Introduction: Diagnosis of epilepsy in some cases can be challenging due to different seizure
types as well as imitators of epilepsy. Misdiagnosis can lead to unnecessary long-term
antiepileptic drug (AED) treatment. Objectives of the study were: (1) to determine the rate of
false-positive diagnosis of epilepsy in children with previously established diagnosis; (2) to
analyze the clinical and electroencephalographic (EEG) features in children with a
misdiagnosed epilepsy; and (3) to determine the most common cause of misdiagnosis of
Patients and Methods: Our research involved a 10-year period and total of 1011 children with
a diagnosis of epilepsy. Patient history and diagnostic work-up (wakefulness and sleep video-
EEG monitoring, neuroimaging, video documentation of seizures if available as well as other
diagnostic tests) were reviewed in detail by two experienced child neurologists. In case of
misdiagnosis of epilepsy, AEDs were discontinued. All patients were followed several years
by regular clinical check-ups and/or telephone interviews.

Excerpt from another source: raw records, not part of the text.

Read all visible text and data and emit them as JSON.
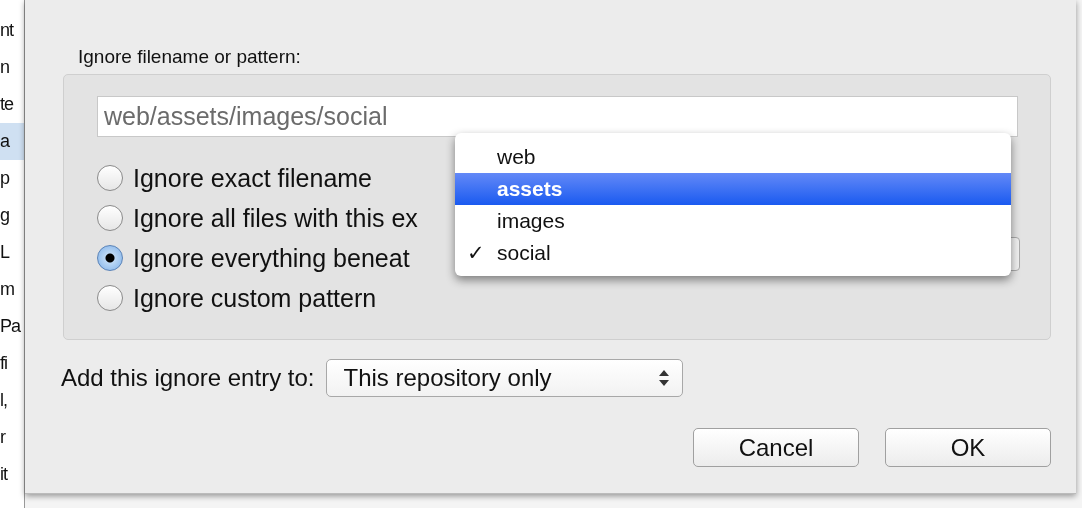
{
  "background_window": {
    "fragments": [
      {
        "text": "nt",
        "selected": false
      },
      {
        "text": "n",
        "selected": false
      },
      {
        "text": "te",
        "selected": false
      },
      {
        "text": "a",
        "selected": true
      },
      {
        "text": "p",
        "selected": false
      },
      {
        "text": "g",
        "selected": false
      },
      {
        "text": "L",
        "selected": false
      },
      {
        "text": "m",
        "selected": false
      },
      {
        "text": "Pa",
        "selected": false
      },
      {
        "text": "fi",
        "selected": false
      },
      {
        "text": "l,",
        "selected": false
      },
      {
        "text": "r",
        "selected": false
      },
      {
        "text": "it",
        "selected": false
      }
    ]
  },
  "dialog": {
    "field_label": "Ignore filename or pattern:",
    "pattern_value": "web/assets/images/social",
    "options": [
      {
        "label": "Ignore exact filename",
        "selected": false
      },
      {
        "label": "Ignore all files with this ex",
        "selected": false
      },
      {
        "label": "Ignore everything beneat",
        "selected": true
      },
      {
        "label": "Ignore custom pattern",
        "selected": false
      }
    ],
    "check_mark": "✓",
    "path_menu": [
      {
        "label": "web",
        "selected": false,
        "checked": false
      },
      {
        "label": "assets",
        "selected": true,
        "checked": false
      },
      {
        "label": "images",
        "selected": false,
        "checked": false
      },
      {
        "label": "social",
        "selected": false,
        "checked": true
      }
    ],
    "target_label": "Add this ignore entry to:",
    "target_value": "This repository only",
    "buttons": [
      "Cancel",
      "OK"
    ]
  }
}
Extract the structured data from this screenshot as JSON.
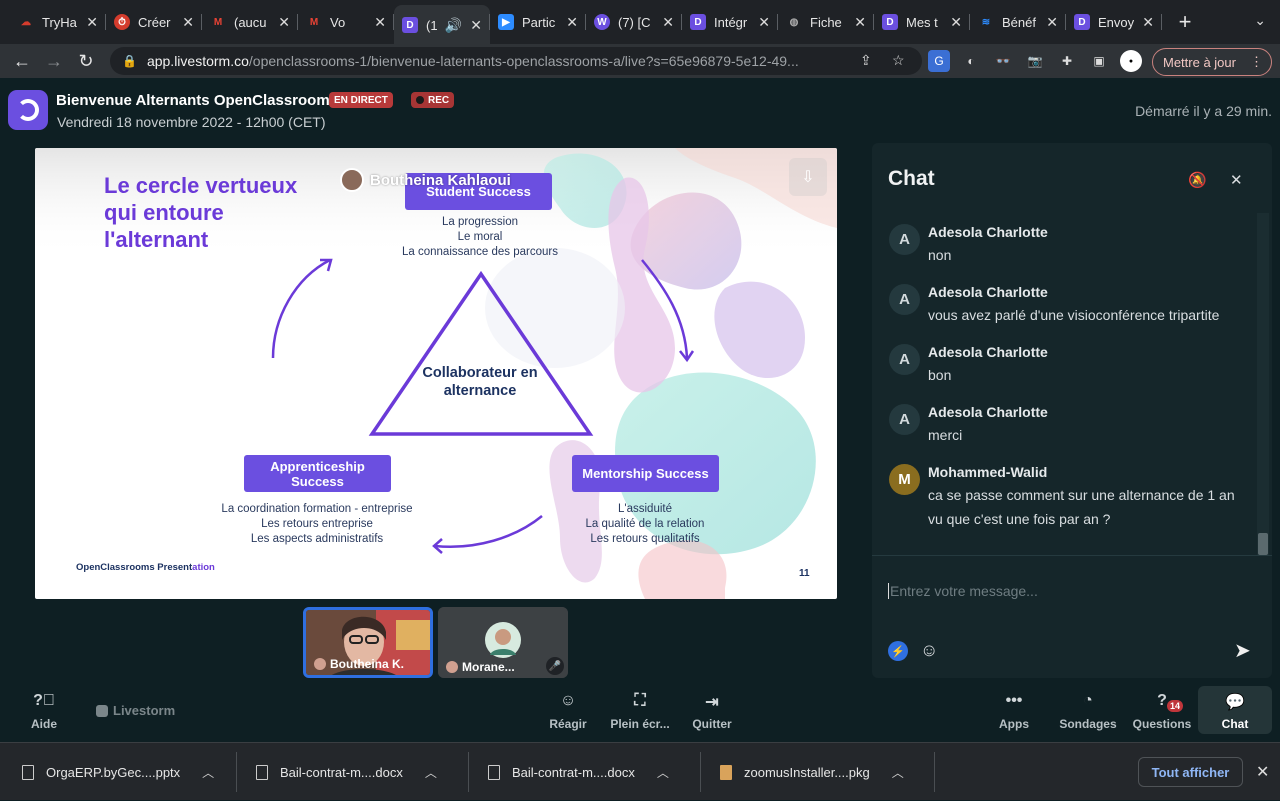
{
  "browser": {
    "tabs": [
      {
        "label": "TryHa",
        "icon": "cloud-icon",
        "color": "#d43c2d"
      },
      {
        "label": "Créer",
        "icon": "stopwatch-icon",
        "color": "#d43c2d"
      },
      {
        "label": "(aucu",
        "icon": "gmail-icon",
        "color": "#ea4335"
      },
      {
        "label": "Vo",
        "icon": "gmail-icon",
        "color": "#ea4335"
      },
      {
        "label": "(1",
        "icon": "livestorm-icon",
        "color": "#6b4fe0",
        "active": true
      },
      {
        "label": "Partic",
        "icon": "zoom-icon",
        "color": "#2d8cff"
      },
      {
        "label": "(7) [C",
        "icon": "app-icon",
        "color": "#6b4fe0"
      },
      {
        "label": "Intégr",
        "icon": "livestorm-icon",
        "color": "#6b4fe0"
      },
      {
        "label": "Fiche",
        "icon": "globe-icon",
        "color": "#8a8d90"
      },
      {
        "label": "Mes t",
        "icon": "livestorm-icon",
        "color": "#6b4fe0"
      },
      {
        "label": "Bénéf",
        "icon": "app-icon",
        "color": "#2d8cff"
      },
      {
        "label": "Envoy",
        "icon": "livestorm-icon",
        "color": "#6b4fe0"
      }
    ],
    "url_host": "app.livestorm.co",
    "url_path": "/openclassrooms-1/bienvenue-laternants-openclassrooms-a/live?s=65e96879-5e12-49...",
    "update_label": "Mettre à jour"
  },
  "event": {
    "title": "Bienvenue Alternants OpenClassrooms",
    "live_badge": "EN DIRECT",
    "rec_badge": "REC",
    "date": "Vendredi 18 novembre 2022 - 12h00 (CET)",
    "started": "Démarré il y a 29 min."
  },
  "slide": {
    "title": "Le cercle vertueux qui entoure l'alternant",
    "speaker": "Boutheina Kahlaoui",
    "top_box": "Student Success",
    "top_items": [
      "La progression",
      "Le moral",
      "La connaissance des parcours"
    ],
    "center": "Collaborateur en alternance",
    "left_box": "Apprenticeship Success",
    "left_items": [
      "La coordination formation - entreprise",
      "Les retours entreprise",
      "Les aspects administratifs"
    ],
    "right_box": "Mentorship Success",
    "right_items": [
      "L'assiduité",
      "La qualité de la relation",
      "Les retours qualitatifs"
    ],
    "footer_prefix": "OpenClassrooms Present",
    "footer_suffix": "ation",
    "page": "11"
  },
  "videos": [
    {
      "name": "Boutheina K."
    },
    {
      "name": "Morane..."
    }
  ],
  "chat": {
    "title": "Chat",
    "messages": [
      {
        "initial": "A",
        "author": "Adesola Charlotte",
        "text": "non"
      },
      {
        "initial": "A",
        "author": "Adesola Charlotte",
        "text": "vous avez parlé d'une visioconférence tripartite"
      },
      {
        "initial": "A",
        "author": "Adesola Charlotte",
        "text": "bon"
      },
      {
        "initial": "A",
        "author": "Adesola Charlotte",
        "text": "merci"
      },
      {
        "initial": "M",
        "author": "Mohammed-Walid",
        "text": "ca se passe comment sur une alternance de 1 an vu que c'est une fois par an ?"
      }
    ],
    "placeholder": "Entrez votre message..."
  },
  "bottombar": {
    "help": "Aide",
    "brand": "Livestorm",
    "react": "Réagir",
    "fullscreen": "Plein écr...",
    "quit": "Quitter",
    "apps": "Apps",
    "polls": "Sondages",
    "questions": "Questions",
    "questions_count": "14",
    "chat": "Chat"
  },
  "downloads": {
    "items": [
      "OrgaERP.byGec....pptx",
      "Bail-contrat-m....docx",
      "Bail-contrat-m....docx",
      "zoomusInstaller....pkg"
    ],
    "show_all": "Tout afficher"
  }
}
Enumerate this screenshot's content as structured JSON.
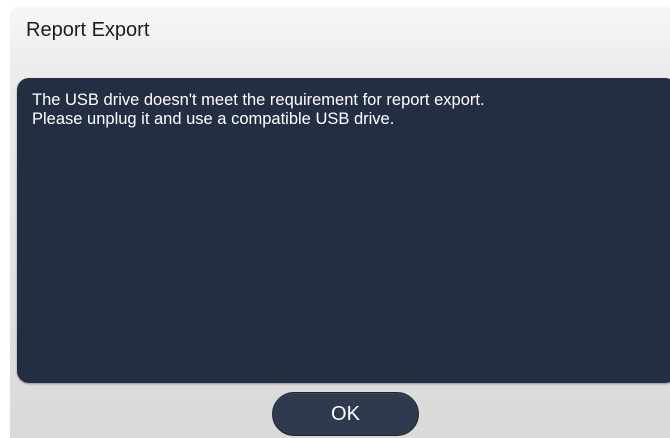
{
  "dialog": {
    "title": "Report Export",
    "message_lines": [
      "The USB drive doesn't meet the requirement for report export.",
      "Please unplug it and use a compatible USB drive."
    ],
    "ok_label": "OK"
  },
  "colors": {
    "panel_background": "#242e42",
    "button_background": "#2f3a4e",
    "message_text": "#ffffff"
  }
}
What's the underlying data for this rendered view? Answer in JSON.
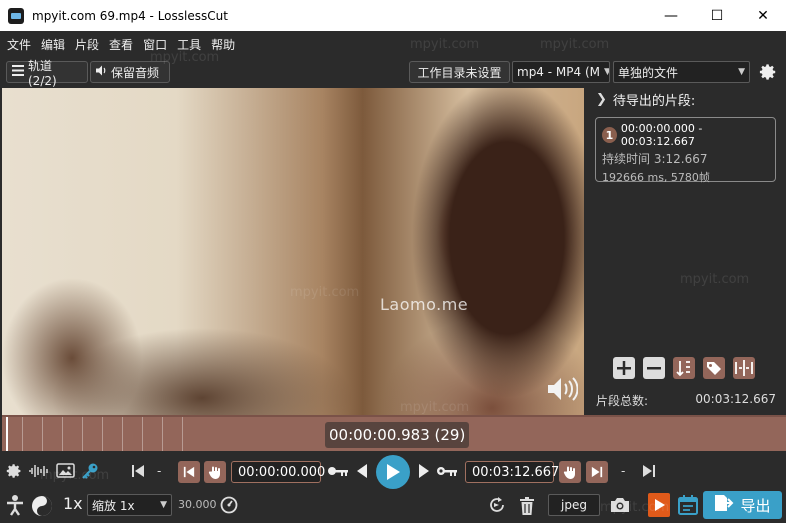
{
  "window": {
    "title": "mpyit.com 69.mp4 - LosslessCut",
    "controls": [
      "—",
      "☐",
      "✕"
    ]
  },
  "menu": [
    "文件",
    "编辑",
    "片段",
    "查看",
    "窗口",
    "工具",
    "帮助"
  ],
  "toolbar": {
    "tracks_label": "轨道 (2/2)",
    "keep_audio_label": "保留音频",
    "workdir_label": "工作目录未设置",
    "format_value": "mp4 - MP4 (M",
    "output_mode_value": "单独的文件"
  },
  "video": {
    "watermark": "Laomo.me"
  },
  "segments_panel": {
    "header": "待导出的片段:",
    "segments": [
      {
        "index": "1",
        "range": "00:00:00.000 - 00:03:12.667",
        "duration": "持续时间 3:12.667",
        "details": "192666 ms, 5780帧"
      }
    ],
    "total_label": "片段总数:",
    "total_value": "00:03:12.667"
  },
  "timeline": {
    "current_time": "00:00:00.983 (29)"
  },
  "controls": {
    "start_time": "00:00:00.000",
    "end_time": "00:03:12.667",
    "dash": "-"
  },
  "bottom": {
    "speed": "1x",
    "zoom_value": "缩放 1x",
    "fps": "30.000",
    "capture_format": "jpeg",
    "export_label": "导出"
  },
  "watermarks": [
    "mpyit.com"
  ],
  "colors": {
    "accent": "#3aa0c8",
    "segment": "#93665a",
    "background": "#2b2b2b"
  }
}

Results: We identified misdiagnosis of epilepsy in 101 children (9.99%). Leading causes of
false-positive diagnosis of epilepsy were syncopes (27%) and psychogenic attacks (13%) and
others, there were as follows by frequency: tics/stereotypies, benign myoclonus, breath-
holding spells, convulsive seizures but not epilepsy and others. Overinterpretation of EEG
findings was present as the cause of misdiagnosed epilepsy in 37% of patients.
Conclusion: Our study supports the view that misdiagnosis of epilepsy is not rare. There is a
need for a better clinical understanding of different paroxysmal events, imitators of epilepsy,
and avoiding a tendency to overread normal EEGs as abnormal.